> This seems exactly wrong to me. Getting rid of complicated deployment lifecycles is exactly the job that people use monorepos to solve. Wasn't that one of the reasons they are used at Google, Facebook, etc? As well as being able to do large-scale refactors in one place, of course.
No, neither of those is why big companies use monorepos. Clearly the kinds of things you wrote are why the general public thinks big companies use monorepos, which is why this argument keeps popping up. But given making atomic changes to tens, hundreds, or thousands of projects does not actually match the normal workflows used by those companies, it cannot be the real reason.
Monorepos are nice due to trunk based development, and a shared view of the current code base. Not due to the capability of making cross-cutting changes in one go.
You do not need Monorepos for trunk based development. In principle you "only" need a common build system. E.g. You can just force the consumption of head via the build system. I think the rollback is still a factor. E.g. in a Monorepo rolling back a change is straightforward, whereas with multiple repos you would have to somehow track that commits from several repos belong together. This would create an additional layer which is avoided by using a monorepo
Without a mono repo and the ability to build from HEAD all the components, it's much harder to be sure a change to a library _is_ actually backwards compatible (think a complicated refactoring).
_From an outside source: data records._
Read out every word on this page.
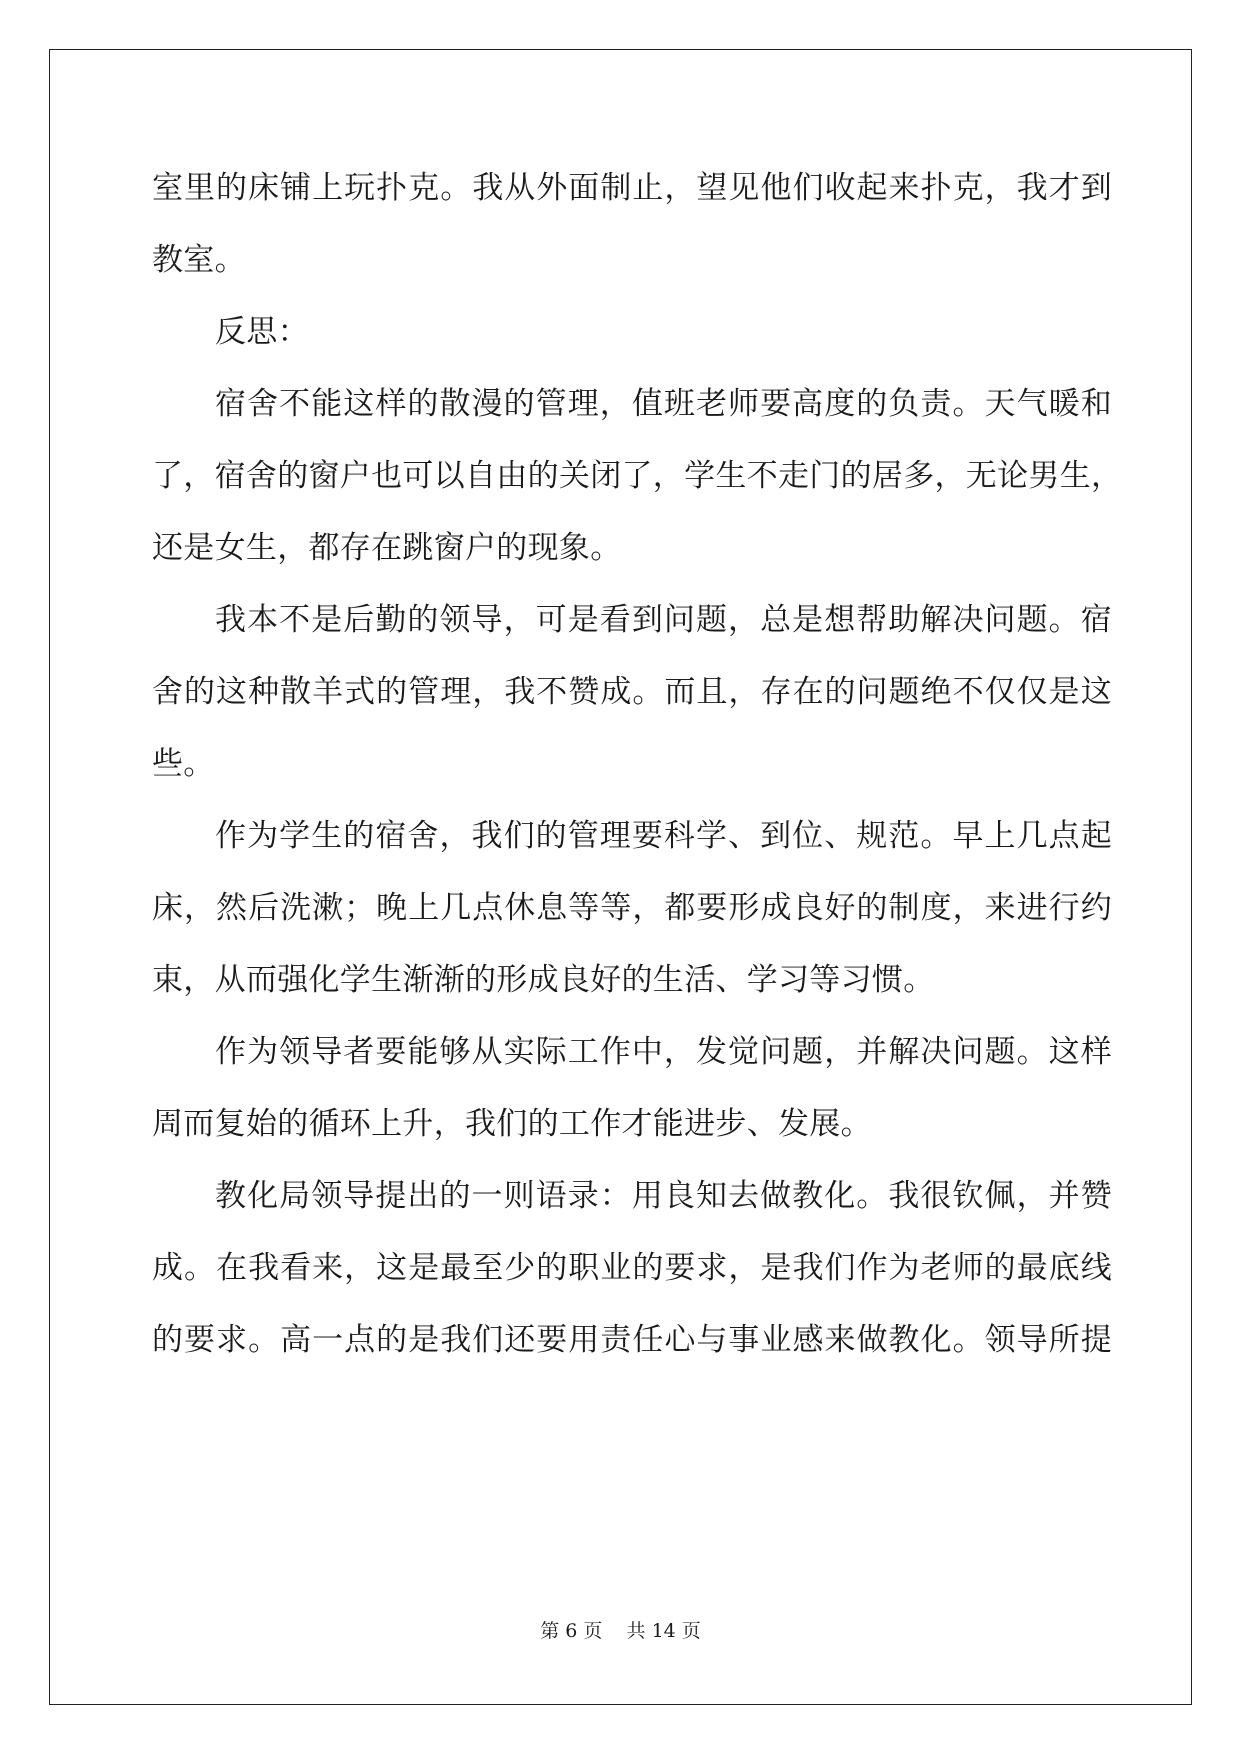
室里的床铺上玩扑克。我从外面制止，望见他们收起来扑克，我才到
教室。
反思：
宿舍不能这样的散漫的管理，值班老师要高度的负责。天气暖和
了，宿舍的窗户也可以自由的关闭了，学生不走门的居多，无论男生，
还是女生，都存在跳窗户的现象。
我本不是后勤的领导，可是看到问题，总是想帮助解决问题。宿
舍的这种散羊式的管理，我不赞成。而且，存在的问题绝不仅仅是这
些。
作为学生的宿舍，我们的管理要科学、到位、规范。早上几点起
床，然后洗漱；晚上几点休息等等，都要形成良好的制度，来进行约
束，从而强化学生渐渐的形成良好的生活、学习等习惯。
作为领导者要能够从实际工作中，发觉问题，并解决问题。这样
周而复始的循环上升，我们的工作才能进步、发展。
教化局领导提出的一则语录：用良知去做教化。我很钦佩，并赞
成。在我看来，这是最至少的职业的要求，是我们作为老师的最底线
的要求。高一点的是我们还要用责任心与事业感来做教化。领导所提
第 6 页    共 14 页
Otherwise, there is much more fear that a change to an important library will have downstream impact and when the impact does arise, you've moved on from the change that caused it.
No, neither of those is why big companies use monorepos. Clearly the kinds of things you wrote are why the general public thinks big companies use monorepos, which is why this argument keeps popping up. But given making atomic changes to tens, hundreds, or thousands of projects does not actually match the normal workflows used by those companies, it cannot be the real reason.
Monorepos are nice due to trunk based development, and a shared view of the current code base. Not due to the capability of making cross-cutting changes in one go.